Hey Ramols. Believe me that thought has definitely crossed my mind. I like the thought of getting the cancer out of me. It seems logical and emotionally better. But I have done quite a bit of reading and talking to experts about this. The research shows that there is no difference in recurrence and survivor rates when a full axillary dissection is done versus just taking a few with the sentinel node procedure as long as chemo, radiation and hormone therapy is being done. My right arm is the affected arm and I am right handed. Lymphedema is really an unpleasant thought for me too, although I would rather deal with lymphedema than a recurrence or death of course. And if the research showed that taking all the nodes out helped significantly I would definitely risk it. I would chop my damn arm off right now if I thought it would cure me, I hate this cancer so much.



I still haven't heard anything from my docs. I am betting that my case didn't go to tumor board today. I am about to start harassing my docs now.... Wish me luck.

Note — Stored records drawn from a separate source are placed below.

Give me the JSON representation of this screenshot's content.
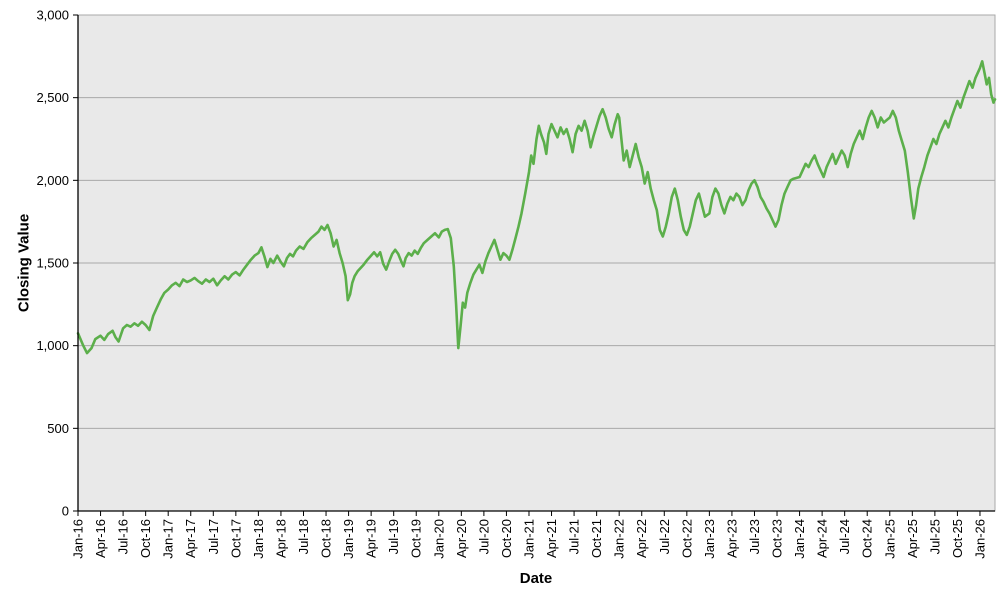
{
  "chart_data": {
    "type": "line",
    "xlabel": "Date",
    "ylabel": "Closing Value",
    "xlim_months": [
      0,
      122
    ],
    "ylim": [
      0,
      3000
    ],
    "grid": "horizontal",
    "legend": "none",
    "x_tick_step_months": 3,
    "y_ticks": [
      {
        "value": 0,
        "label": "0"
      },
      {
        "value": 500,
        "label": "500"
      },
      {
        "value": 1000,
        "label": "1,000"
      },
      {
        "value": 1500,
        "label": "1,500"
      },
      {
        "value": 2000,
        "label": "2,000"
      },
      {
        "value": 2500,
        "label": "2,500"
      },
      {
        "value": 3000,
        "label": "3,000"
      }
    ],
    "x_tick_labels": [
      "Jan-16",
      "Apr-16",
      "Jul-16",
      "Oct-16",
      "Jan-17",
      "Apr-17",
      "Jul-17",
      "Oct-17",
      "Jan-18",
      "Apr-18",
      "Jul-18",
      "Oct-18",
      "Jan-19",
      "Apr-19",
      "Jul-19",
      "Oct-19",
      "Jan-20",
      "Apr-20",
      "Jul-20",
      "Oct-20",
      "Jan-21",
      "Apr-21",
      "Jul-21",
      "Oct-21",
      "Jan-22",
      "Apr-22",
      "Jul-22",
      "Oct-22",
      "Jan-23",
      "Apr-23",
      "Jul-23",
      "Oct-23",
      "Jan-24",
      "Apr-24",
      "Jul-24",
      "Oct-24",
      "Jan-25",
      "Apr-25",
      "Jul-25",
      "Oct-25",
      "Jan-26"
    ],
    "style": {
      "line_color": "#5caf4b",
      "line_width": 2.6,
      "plot_bg": "#e9e9e9",
      "grid_color": "#a9a9a9",
      "axis_color": "#000000",
      "text_color": "#000000"
    },
    "series": [
      {
        "name": "Closing Value",
        "points": [
          [
            0,
            1075
          ],
          [
            0.7,
            1000
          ],
          [
            1.2,
            955
          ],
          [
            1.8,
            985
          ],
          [
            2.3,
            1040
          ],
          [
            3,
            1060
          ],
          [
            3.5,
            1035
          ],
          [
            4,
            1070
          ],
          [
            4.6,
            1090
          ],
          [
            5,
            1050
          ],
          [
            5.4,
            1025
          ],
          [
            6,
            1105
          ],
          [
            6.5,
            1125
          ],
          [
            7,
            1115
          ],
          [
            7.5,
            1135
          ],
          [
            8,
            1120
          ],
          [
            8.5,
            1145
          ],
          [
            9,
            1125
          ],
          [
            9.5,
            1095
          ],
          [
            10,
            1180
          ],
          [
            10.5,
            1230
          ],
          [
            11,
            1280
          ],
          [
            11.5,
            1320
          ],
          [
            12,
            1340
          ],
          [
            12.5,
            1365
          ],
          [
            13,
            1380
          ],
          [
            13.5,
            1360
          ],
          [
            14,
            1400
          ],
          [
            14.5,
            1385
          ],
          [
            15,
            1395
          ],
          [
            15.5,
            1410
          ],
          [
            16,
            1390
          ],
          [
            16.5,
            1375
          ],
          [
            17,
            1400
          ],
          [
            17.5,
            1385
          ],
          [
            18,
            1405
          ],
          [
            18.5,
            1365
          ],
          [
            19,
            1395
          ],
          [
            19.5,
            1420
          ],
          [
            20,
            1400
          ],
          [
            20.5,
            1430
          ],
          [
            21,
            1445
          ],
          [
            21.5,
            1425
          ],
          [
            22,
            1460
          ],
          [
            22.5,
            1490
          ],
          [
            23,
            1520
          ],
          [
            23.5,
            1545
          ],
          [
            24,
            1560
          ],
          [
            24.4,
            1595
          ],
          [
            24.8,
            1540
          ],
          [
            25.2,
            1475
          ],
          [
            25.6,
            1525
          ],
          [
            26,
            1500
          ],
          [
            26.5,
            1545
          ],
          [
            27,
            1505
          ],
          [
            27.4,
            1480
          ],
          [
            27.8,
            1530
          ],
          [
            28.2,
            1555
          ],
          [
            28.6,
            1540
          ],
          [
            29,
            1575
          ],
          [
            29.5,
            1600
          ],
          [
            30,
            1585
          ],
          [
            30.5,
            1625
          ],
          [
            31,
            1650
          ],
          [
            31.5,
            1670
          ],
          [
            32,
            1690
          ],
          [
            32.4,
            1720
          ],
          [
            32.8,
            1700
          ],
          [
            33.2,
            1730
          ],
          [
            33.6,
            1680
          ],
          [
            34,
            1600
          ],
          [
            34.4,
            1640
          ],
          [
            34.8,
            1560
          ],
          [
            35.2,
            1500
          ],
          [
            35.6,
            1420
          ],
          [
            35.9,
            1275
          ],
          [
            36.2,
            1310
          ],
          [
            36.5,
            1380
          ],
          [
            36.8,
            1420
          ],
          [
            37.2,
            1450
          ],
          [
            37.6,
            1470
          ],
          [
            38,
            1490
          ],
          [
            38.5,
            1520
          ],
          [
            39,
            1545
          ],
          [
            39.4,
            1565
          ],
          [
            39.8,
            1540
          ],
          [
            40.2,
            1565
          ],
          [
            40.6,
            1495
          ],
          [
            41,
            1460
          ],
          [
            41.4,
            1510
          ],
          [
            41.8,
            1555
          ],
          [
            42.2,
            1580
          ],
          [
            42.6,
            1555
          ],
          [
            43,
            1510
          ],
          [
            43.3,
            1480
          ],
          [
            43.6,
            1530
          ],
          [
            44,
            1560
          ],
          [
            44.4,
            1545
          ],
          [
            44.8,
            1575
          ],
          [
            45.2,
            1555
          ],
          [
            45.6,
            1590
          ],
          [
            46,
            1620
          ],
          [
            46.5,
            1640
          ],
          [
            47,
            1660
          ],
          [
            47.5,
            1680
          ],
          [
            48,
            1655
          ],
          [
            48.4,
            1690
          ],
          [
            48.8,
            1700
          ],
          [
            49.2,
            1705
          ],
          [
            49.6,
            1650
          ],
          [
            50,
            1480
          ],
          [
            50.3,
            1250
          ],
          [
            50.6,
            985
          ],
          [
            50.9,
            1120
          ],
          [
            51.2,
            1260
          ],
          [
            51.5,
            1230
          ],
          [
            51.8,
            1320
          ],
          [
            52.2,
            1380
          ],
          [
            52.6,
            1430
          ],
          [
            53,
            1460
          ],
          [
            53.4,
            1490
          ],
          [
            53.8,
            1440
          ],
          [
            54.2,
            1510
          ],
          [
            54.6,
            1560
          ],
          [
            55,
            1600
          ],
          [
            55.4,
            1640
          ],
          [
            55.8,
            1580
          ],
          [
            56.2,
            1520
          ],
          [
            56.6,
            1560
          ],
          [
            57,
            1545
          ],
          [
            57.4,
            1520
          ],
          [
            57.8,
            1580
          ],
          [
            58.2,
            1650
          ],
          [
            58.6,
            1720
          ],
          [
            59,
            1800
          ],
          [
            59.5,
            1920
          ],
          [
            60,
            2050
          ],
          [
            60.3,
            2150
          ],
          [
            60.6,
            2100
          ],
          [
            61,
            2250
          ],
          [
            61.3,
            2330
          ],
          [
            61.6,
            2280
          ],
          [
            62,
            2230
          ],
          [
            62.3,
            2160
          ],
          [
            62.6,
            2280
          ],
          [
            63,
            2340
          ],
          [
            63.4,
            2300
          ],
          [
            63.8,
            2260
          ],
          [
            64.2,
            2320
          ],
          [
            64.6,
            2280
          ],
          [
            65,
            2310
          ],
          [
            65.4,
            2250
          ],
          [
            65.8,
            2170
          ],
          [
            66.2,
            2280
          ],
          [
            66.6,
            2330
          ],
          [
            67,
            2300
          ],
          [
            67.4,
            2360
          ],
          [
            67.8,
            2300
          ],
          [
            68.2,
            2200
          ],
          [
            68.6,
            2270
          ],
          [
            69,
            2330
          ],
          [
            69.4,
            2390
          ],
          [
            69.8,
            2430
          ],
          [
            70.2,
            2380
          ],
          [
            70.6,
            2310
          ],
          [
            71,
            2260
          ],
          [
            71.4,
            2340
          ],
          [
            71.8,
            2400
          ],
          [
            72,
            2380
          ],
          [
            72.3,
            2250
          ],
          [
            72.6,
            2120
          ],
          [
            73,
            2180
          ],
          [
            73.4,
            2080
          ],
          [
            73.8,
            2150
          ],
          [
            74.2,
            2220
          ],
          [
            74.6,
            2140
          ],
          [
            75,
            2080
          ],
          [
            75.4,
            1980
          ],
          [
            75.8,
            2050
          ],
          [
            76.2,
            1950
          ],
          [
            76.6,
            1880
          ],
          [
            77,
            1820
          ],
          [
            77.4,
            1700
          ],
          [
            77.8,
            1660
          ],
          [
            78.2,
            1720
          ],
          [
            78.6,
            1800
          ],
          [
            79,
            1900
          ],
          [
            79.4,
            1950
          ],
          [
            79.8,
            1880
          ],
          [
            80.2,
            1780
          ],
          [
            80.6,
            1700
          ],
          [
            81,
            1670
          ],
          [
            81.4,
            1720
          ],
          [
            81.8,
            1800
          ],
          [
            82.2,
            1880
          ],
          [
            82.6,
            1920
          ],
          [
            83,
            1850
          ],
          [
            83.4,
            1780
          ],
          [
            84,
            1800
          ],
          [
            84.4,
            1900
          ],
          [
            84.8,
            1950
          ],
          [
            85.2,
            1920
          ],
          [
            85.6,
            1850
          ],
          [
            86,
            1800
          ],
          [
            86.4,
            1860
          ],
          [
            86.8,
            1900
          ],
          [
            87.2,
            1880
          ],
          [
            87.6,
            1920
          ],
          [
            88,
            1900
          ],
          [
            88.4,
            1850
          ],
          [
            88.8,
            1880
          ],
          [
            89.2,
            1940
          ],
          [
            89.6,
            1980
          ],
          [
            90,
            2000
          ],
          [
            90.4,
            1960
          ],
          [
            90.8,
            1900
          ],
          [
            91.2,
            1870
          ],
          [
            91.6,
            1830
          ],
          [
            92,
            1800
          ],
          [
            92.4,
            1760
          ],
          [
            92.8,
            1720
          ],
          [
            93.2,
            1760
          ],
          [
            93.6,
            1850
          ],
          [
            94,
            1920
          ],
          [
            94.4,
            1960
          ],
          [
            94.8,
            2000
          ],
          [
            95.2,
            2010
          ],
          [
            96,
            2020
          ],
          [
            96.4,
            2060
          ],
          [
            96.8,
            2100
          ],
          [
            97.2,
            2080
          ],
          [
            97.6,
            2120
          ],
          [
            98,
            2150
          ],
          [
            98.4,
            2100
          ],
          [
            98.8,
            2060
          ],
          [
            99.2,
            2020
          ],
          [
            99.6,
            2080
          ],
          [
            100,
            2120
          ],
          [
            100.4,
            2160
          ],
          [
            100.8,
            2100
          ],
          [
            101.2,
            2140
          ],
          [
            101.6,
            2180
          ],
          [
            102,
            2150
          ],
          [
            102.4,
            2080
          ],
          [
            102.8,
            2160
          ],
          [
            103.2,
            2220
          ],
          [
            103.6,
            2260
          ],
          [
            104,
            2300
          ],
          [
            104.4,
            2250
          ],
          [
            104.8,
            2320
          ],
          [
            105.2,
            2380
          ],
          [
            105.6,
            2420
          ],
          [
            106,
            2380
          ],
          [
            106.4,
            2320
          ],
          [
            106.8,
            2380
          ],
          [
            107.2,
            2350
          ],
          [
            108,
            2380
          ],
          [
            108.4,
            2420
          ],
          [
            108.8,
            2380
          ],
          [
            109.2,
            2300
          ],
          [
            109.6,
            2240
          ],
          [
            110,
            2180
          ],
          [
            110.4,
            2050
          ],
          [
            110.8,
            1900
          ],
          [
            111.2,
            1770
          ],
          [
            111.5,
            1850
          ],
          [
            111.8,
            1950
          ],
          [
            112.2,
            2020
          ],
          [
            112.6,
            2080
          ],
          [
            113,
            2150
          ],
          [
            113.4,
            2200
          ],
          [
            113.8,
            2250
          ],
          [
            114.2,
            2220
          ],
          [
            114.6,
            2280
          ],
          [
            115,
            2320
          ],
          [
            115.4,
            2360
          ],
          [
            115.8,
            2320
          ],
          [
            116.2,
            2380
          ],
          [
            116.6,
            2430
          ],
          [
            117,
            2480
          ],
          [
            117.4,
            2440
          ],
          [
            117.8,
            2500
          ],
          [
            118.2,
            2550
          ],
          [
            118.6,
            2600
          ],
          [
            119,
            2560
          ],
          [
            119.4,
            2620
          ],
          [
            120,
            2680
          ],
          [
            120.3,
            2720
          ],
          [
            120.6,
            2650
          ],
          [
            120.9,
            2580
          ],
          [
            121.2,
            2620
          ],
          [
            121.5,
            2520
          ],
          [
            121.8,
            2470
          ],
          [
            122,
            2490
          ]
        ]
      }
    ]
  }
}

Ladies: I've been crying for 3 days trying to ce to some decision which I could find peace in. Wouldn't you know i decodrd to go to the nail salon. Wanted to paint fingers and forget for a while. Last minute decided to get toes painted. Woman next to me had breast cancer and same chemo last year.  We talked for thirty minutes. She said it goes by faster then you'd think. She now has super short curly hair. She said its easier to get ready. Ok god!! I'm scared, I'm terrified, but I hear you...!

tazzy- you're fearful of what I've just gone through, and it wasn't HALF as bad as my mind projected.



And I'm fearful of chemo which you have triumphed through.



Pps: possible new boss called today Nd wants to Put my health first with a start date of NOVEMBER 1 st! Hes Just Gettimg the ok from HR. This is an offer I first got may 21 only 3 days post DX. I AM STILL ANGRY MOST DAYS AND HATE THIS FUCKING (screw it i said the F word) DISEASE ... But Just For Today; God has restored my faith.

Good luck juneau, chemo really wasnt all that bad for me and a lot of people.  you get to know the pattern too.  

I just talked to my BS.  I am going to have a re-excision in a couple of weeks.  I have to heal enough to get another mammo.  they want to see if and where i still have calcifications because the DCIS part of my FUCKING DAMN BREAST CANCER (there said the f word too...) seems to correlate pretty well with the calcifications.  He didnt think it was necessary to go to a mastectomy. He just wants to see whats still theree on mammo to better plan the re-excision.  I feel better knowing the plan.  

I updated my avatar finally with my photo from this past weekend.  I am putting away the scarves and feel just fine going topless.   

jpmon-I can't wait to have that much hair. I know it sucks to have to have more surgery but now you have a plan so that must help.

Digitalcowgirl-glad you found us for the support. Just jump in.

Tazzy-Glad you got a date set!!!!! Now we all feel better.

Got my drains out today! The nurse went over the path report. IDC (we knew). DCIS (didn't really know) and 3 out of 13 nodes (showed on mamo). Tumor was as large as when I started chemo. I know the AC shrunk it but with the taxol it expanded. It did show necrosis inside.

It's out and that's what counts now.